一体、マルコーは自分に何を相談したかったのかと思っていた、ここ数日の疑問が解けたスカーだが、正直、気分はよくなかった。
それというのもと大佐とキンブリーには聞かれたくないらしく、帰り際、二人に聞かれないように今度は一人で来てくれと言われてスカーは迷った。
二人に色々と質問されていたが、最低限の事しか話さなかった気がする、いや、曖昧すぎて二人とも最後にはマルコーから聞き出すのは無理と思ったようだ、気弱な性格だから質問攻めにすれば話すと思っていたようだ、だが、頑固なところもあるのだと改めてスカーは思った。

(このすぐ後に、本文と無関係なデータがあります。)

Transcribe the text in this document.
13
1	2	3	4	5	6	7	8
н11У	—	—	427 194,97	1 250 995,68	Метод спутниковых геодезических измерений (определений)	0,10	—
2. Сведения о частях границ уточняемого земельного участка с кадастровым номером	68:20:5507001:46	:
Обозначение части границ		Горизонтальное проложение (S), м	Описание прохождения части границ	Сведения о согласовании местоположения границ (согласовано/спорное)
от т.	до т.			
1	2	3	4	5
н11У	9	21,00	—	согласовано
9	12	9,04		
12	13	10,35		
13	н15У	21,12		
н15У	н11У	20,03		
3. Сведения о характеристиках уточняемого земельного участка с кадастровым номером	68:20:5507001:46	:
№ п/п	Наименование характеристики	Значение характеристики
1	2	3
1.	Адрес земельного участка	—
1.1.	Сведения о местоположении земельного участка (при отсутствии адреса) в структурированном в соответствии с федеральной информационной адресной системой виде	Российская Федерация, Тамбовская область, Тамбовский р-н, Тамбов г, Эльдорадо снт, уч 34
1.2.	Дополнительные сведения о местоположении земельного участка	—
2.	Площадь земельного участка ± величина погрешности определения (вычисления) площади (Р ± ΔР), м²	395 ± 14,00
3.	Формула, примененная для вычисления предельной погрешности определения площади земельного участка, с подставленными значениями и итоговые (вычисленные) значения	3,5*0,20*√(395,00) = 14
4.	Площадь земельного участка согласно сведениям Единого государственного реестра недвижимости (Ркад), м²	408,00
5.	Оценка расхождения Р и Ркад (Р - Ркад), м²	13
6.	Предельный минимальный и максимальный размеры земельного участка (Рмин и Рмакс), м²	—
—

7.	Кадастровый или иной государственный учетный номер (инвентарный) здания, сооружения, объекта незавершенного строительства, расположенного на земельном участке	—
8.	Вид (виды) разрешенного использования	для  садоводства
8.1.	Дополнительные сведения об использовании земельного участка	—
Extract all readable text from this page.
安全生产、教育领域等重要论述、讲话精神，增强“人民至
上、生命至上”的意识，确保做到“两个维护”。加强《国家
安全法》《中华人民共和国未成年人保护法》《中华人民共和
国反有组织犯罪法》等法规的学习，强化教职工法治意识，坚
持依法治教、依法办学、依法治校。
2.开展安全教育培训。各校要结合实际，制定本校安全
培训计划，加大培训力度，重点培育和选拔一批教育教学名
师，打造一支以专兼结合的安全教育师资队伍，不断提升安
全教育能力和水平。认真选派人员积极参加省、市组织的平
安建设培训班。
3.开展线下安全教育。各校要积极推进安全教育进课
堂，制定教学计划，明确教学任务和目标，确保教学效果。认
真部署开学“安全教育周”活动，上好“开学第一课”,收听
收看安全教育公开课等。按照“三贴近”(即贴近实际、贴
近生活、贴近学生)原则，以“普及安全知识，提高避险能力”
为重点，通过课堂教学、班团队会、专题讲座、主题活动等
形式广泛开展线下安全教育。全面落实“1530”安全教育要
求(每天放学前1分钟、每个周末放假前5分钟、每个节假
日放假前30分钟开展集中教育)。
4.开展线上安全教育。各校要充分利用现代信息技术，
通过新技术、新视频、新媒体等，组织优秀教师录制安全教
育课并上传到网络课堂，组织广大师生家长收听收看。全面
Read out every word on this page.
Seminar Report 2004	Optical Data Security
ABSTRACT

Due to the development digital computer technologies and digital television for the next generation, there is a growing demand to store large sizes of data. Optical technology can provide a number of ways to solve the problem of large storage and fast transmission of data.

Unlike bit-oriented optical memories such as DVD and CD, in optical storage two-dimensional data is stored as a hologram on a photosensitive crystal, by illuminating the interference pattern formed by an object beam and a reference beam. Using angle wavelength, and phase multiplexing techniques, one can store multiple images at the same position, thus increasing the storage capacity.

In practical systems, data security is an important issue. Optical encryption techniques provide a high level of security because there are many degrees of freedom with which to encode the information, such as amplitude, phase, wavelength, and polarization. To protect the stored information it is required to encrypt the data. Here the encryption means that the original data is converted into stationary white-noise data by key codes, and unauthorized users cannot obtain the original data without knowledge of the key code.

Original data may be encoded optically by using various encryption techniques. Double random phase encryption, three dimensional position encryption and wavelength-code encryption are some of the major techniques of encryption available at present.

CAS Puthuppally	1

シン国、イシュヴァールの人間ではない、どこの国から来たのか、子供なら誘拐、人身売買ということもあり得るが、大人の女だ、否その可能性がないとはいえないが、違う気がする、態度や口調から、そんな印象は感じられなかったからだ。
休みが取れ次第、診療所に行こうと思っていたが、今の仕事に就いた当初にマルコーには色々と世話になっている、怪我を治してもらったこともある、イシュヴァール人として、やはり、ここは行かなくてはとスカーは思った。
思い立ったらなんとやらだ。
「有給希望、期限は十日ほど、場合によっては延長の予定あり」
という紙を人事に提出してスカーはバイクに乗り診療所に向かった、上司、オリヴィエの許可は取らずにだ、今まで休みなど殆ど取らず、無休状態で働いていたのでいいだろうと事後承諾というやつである。